Tres hijos y 40 kilos ganados y perdidos… Me sentía más patito feo que mamá atractiva.

Holly, 30

“Aunque bromeo acerca de ello en mi club de adelgazamiento, creo
que lo que me pasó puede servir de moraleja, ya que soy una de
esas mujeres que se dejan de cuidar.

Nunca había estado gordita de adolescente, pero al quedarme
embarazada engordé mucho. ¡Comía por 4 y no por 2! Después de
tener al primero, el segundo y el tercero vinieron seguidos y,
con cada bebé, engordé y engordé sin parar. Llevaba ropa de
embarazada para no tener que admitir lo grande que me había
vuelto, y me acostumbré a que la gente me preguntara para cuándo
esperaba al siguiente.
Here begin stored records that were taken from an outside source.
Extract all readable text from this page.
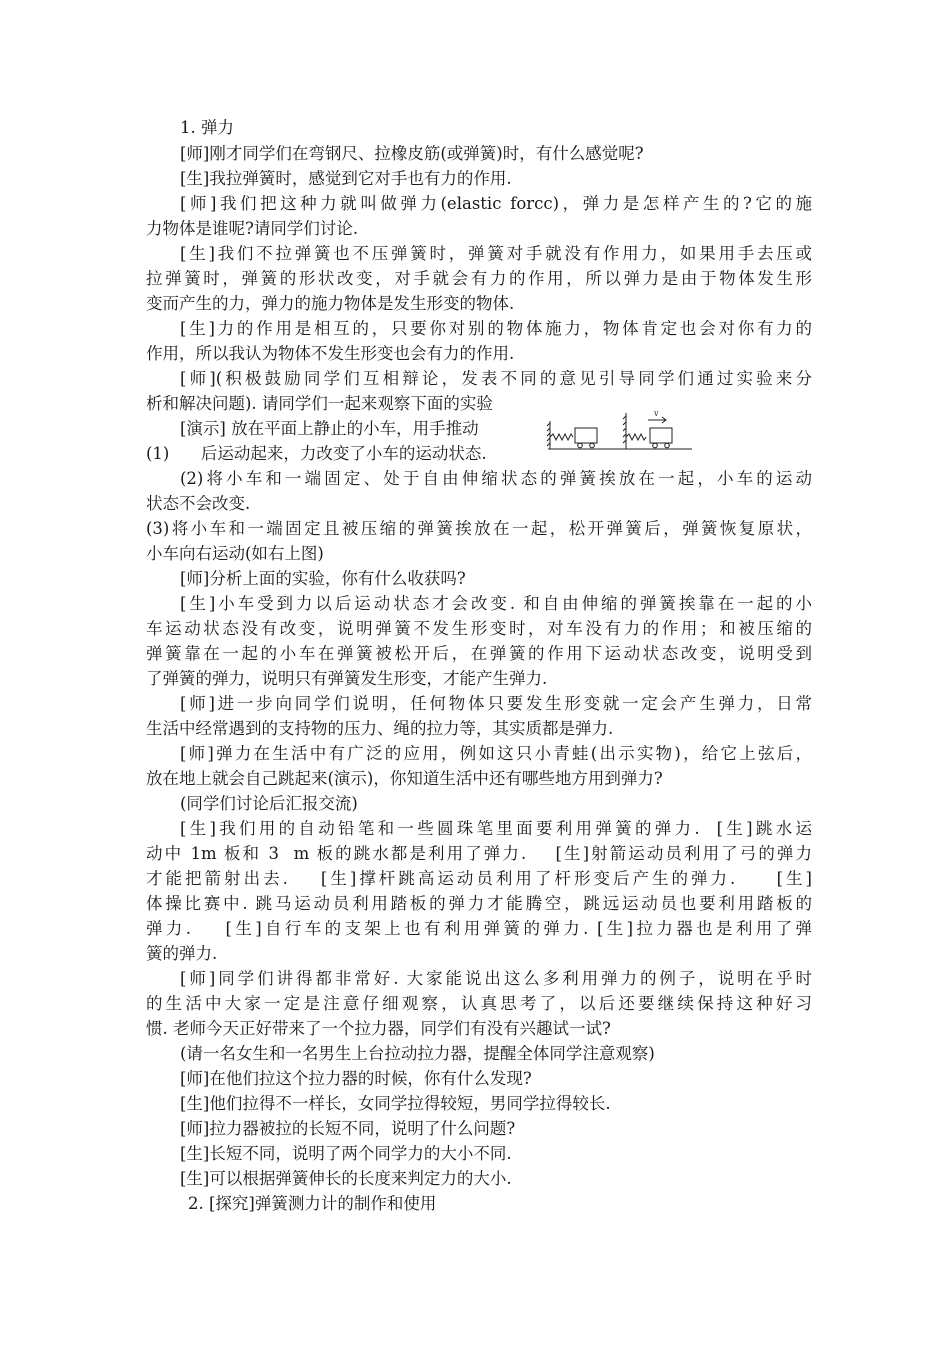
1. 弹力
[师]刚才同学们在弯钢尺、拉橡皮筋(或弹簧)时，有什么感觉呢?
[生]我拉弹簧时，感觉到它对手也有力的作用.
[师]我们把这种力就叫做弹力(elastic forcc)，弹力是怎样产生的?它的施
力物体是谁呢?请同学们讨论.
[生]我们不拉弹簧也不压弹簧时，弹簧对手就没有作用力，如果用手去压或
拉弹簧时，弹簧的形状改变，对手就会有力的作用，所以弹力是由于物体发生形
变而产生的力，弹力的施力物体是发生形变的物体.
[生]力的作用是相互的，只要你对别的物体施力，物体肯定也会对你有力的
作用，所以我认为物体不发生形变也会有力的作用.
[师](积极鼓励同学们互相辩论，发表不同的意见引导同学们通过实验来分
析和解决问题). 请同学们一起来观察下面的实验
[演示] 放在平面上静止的小车，用手推动
(1)      后运动起来，力改变了小车的运动状态.
v
(2)将小车和一端固定、处于自由伸缩状态的弹簧挨放在一起，小车的运动
状态不会改变.
(3)将小车和一端固定且被压缩的弹簧挨放在一起，松开弹簧后，弹簧恢复原状，
小车向右运动(如右上图)
[师]分析上面的实验，你有什么收获吗?
[生]小车受到力以后运动状态才会改变. 和自由伸缩的弹簧挨靠在一起的小
车运动状态没有改变，说明弹簧不发生形变时，对车没有力的作用；和被压缩的
弹簧靠在一起的小车在弹簧被松开后，在弹簧的作用下运动状态改变，说明受到
了弹簧的弹力，说明只有弹簧发生形变，才能产生弹力.
[师]进一步向同学们说明，任何物体只要发生形变就一定会产生弹力，日常
生活中经常遇到的支持物的压力、绳的拉力等，其实质都是弹力.
[师]弹力在生活中有广泛的应用，例如这只小青蛙(出示实物)，给它上弦后，
放在地上就会自己跳起来(演示)，你知道生活中还有哪些地方用到弹力?
(同学们讨论后汇报交流)
[生]我们用的自动铅笔和一些圆珠笔里面要利用弹簧的弹力.  [生]跳水运
动中 1m 板和 3  m 板的跳水都是利用了弹力.    [生]射箭运动员利用了弓的弹力
才能把箭射出去.    [生]撑杆跳高运动员利用了杆形变后产生的弹力.     [生]
体操比赛中. 跳马运动员利用踏板的弹力才能腾空，跳远运动员也要利用踏板的
弹力.    [生]自行车的支架上也有利用弹簧的弹力. [生]拉力器也是利用了弹
簧的弹力.
[师]同学们讲得都非常好. 大家能说出这么多利用弹力的例子，说明在乎时
的生活中大家一定是注意仔细观察，认真思考了，以后还要继续保持这种好习
惯. 老师今天正好带来了一个拉力器，同学们有没有兴趣试一试?
(请一名女生和一名男生上台拉动拉力器，提醒全体同学注意观察)
[师]在他们拉这个拉力器的时候，你有什么发现?
[生]他们拉得不一样长，女同学拉得较短，男同学拉得较长.
[师]拉力器被拉的长短不同，说明了什么问题?
[生]长短不同，说明了两个同学力的大小不同.
[生]可以根据弹簧伸长的长度来判定力的大小.
2. [探究]弹簧测力计的制作和使用
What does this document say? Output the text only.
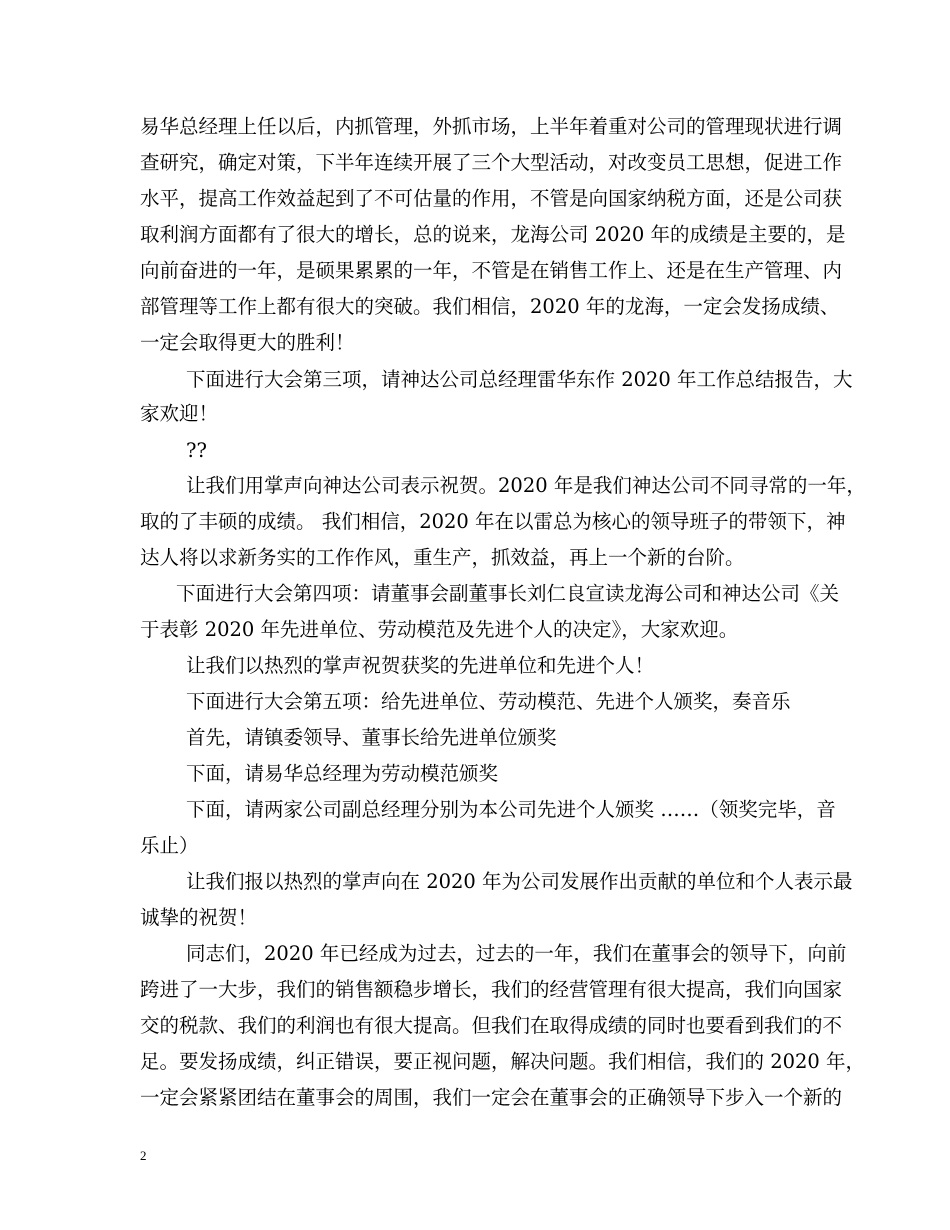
易华总经理上任以后，内抓管理，外抓市场，上半年着重对公司的管理现状进行调
查研究，确定对策，下半年连续开展了三个大型活动，对改变员工思想，促进工作
水平，提高工作效益起到了不可估量的作用，不管是向国家纳税方面，还是公司获
取利润方面都有了很大的增长，总的说来，龙海公司 2020 年的成绩是主要的，是
向前奋进的一年，是硕果累累的一年，不管是在销售工作上、还是在生产管理、内
部管理等工作上都有很大的突破。我们相信，2020 年的龙海，一定会发扬成绩、
一定会取得更大的胜利！
下面进行大会第三项，请神达公司总经理雷华东作 2020 年工作总结报告，大
家欢迎！
??
让我们用掌声向神达公司表示祝贺。2020 年是我们神达公司不同寻常的一年，
取的了丰硕的成绩。 我们相信，2020 年在以雷总为核心的领导班子的带领下，神
达人将以求新务实的工作作风，重生产，抓效益，再上一个新的台阶。
下面进行大会第四项：请董事会副董事长刘仁良宣读龙海公司和神达公司《关
于表彰 2020 年先进单位、劳动模范及先进个人的决定》，大家欢迎。
让我们以热烈的掌声祝贺获奖的先进单位和先进个人！
下面进行大会第五项：给先进单位、劳动模范、先进个人颁奖，奏音乐
首先，请镇委领导、董事长给先进单位颁奖
下面，请易华总经理为劳动模范颁奖
下面，请两家公司副总经理分别为本公司先进个人颁奖 ……（领奖完毕，音
乐止）
让我们报以热烈的掌声向在 2020 年为公司发展作出贡献的单位和个人表示最
诚挚的祝贺！
同志们，2020 年已经成为过去，过去的一年，我们在董事会的领导下，向前
跨进了一大步，我们的销售额稳步增长，我们的经营管理有很大提高，我们向国家
交的税款、我们的利润也有很大提高。但我们在取得成绩的同时也要看到我们的不
足。要发扬成绩，纠正错误，要正视问题，解决问题。我们相信，我们的 2020 年，
一定会紧紧团结在董事会的周围，我们一定会在董事会的正确领导下步入一个新的
2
Pero no estaba embarazada, solamente era
glotona.

En mi peor momento, medía poco más de 1,50 y pesaba casi 100
kilos. Tenía obesidad mórbida. Las articulaciones me estaban
matando y mi médico me advirtió de que podría desarrollar
diabetes y no podría cuidar bien de mis hijos. Las cosas tenían
que cambiar.

Tardé 2 años pero bajé de peso hasta unos sanos 60 kilos y me
sentí estupenda, excepto por el pecho flácido y fofo. Insistía en
apagar la luz a la hora de desnudarme, odiaba ducharme y bañarme
porque tenía que ver mi cuerpo y no dejaba que mi pareja se
acercara al pecho. Manteníamos relaciones con el sujetador
puesto. Me estaba deprimiendo mucho y empecé a plantearme el
volver a engordar.

Una amiga del club de adelgazamiento me sugirió las prótesis y
confesó que ella ya se había operado, ¡aunque hizo jurar que
guardaría el secreto! Tenía un pecho fabuloso y de apariencia muy
natural. Me dio los datos de su cirujano y reservé cita para la
siguiente semana.

Un año después, finalmente parece que ha merecido la pena. Nos
fuimos de vacaciones por primera vez este año y me sentí muy
orgullosa de ponerme el bikini. Tengo algunas estrías y algo de
celulitis, pero nada me impide jugar al voleibol playa con los
niños… ¡y mi pareja no deja de mirarme!”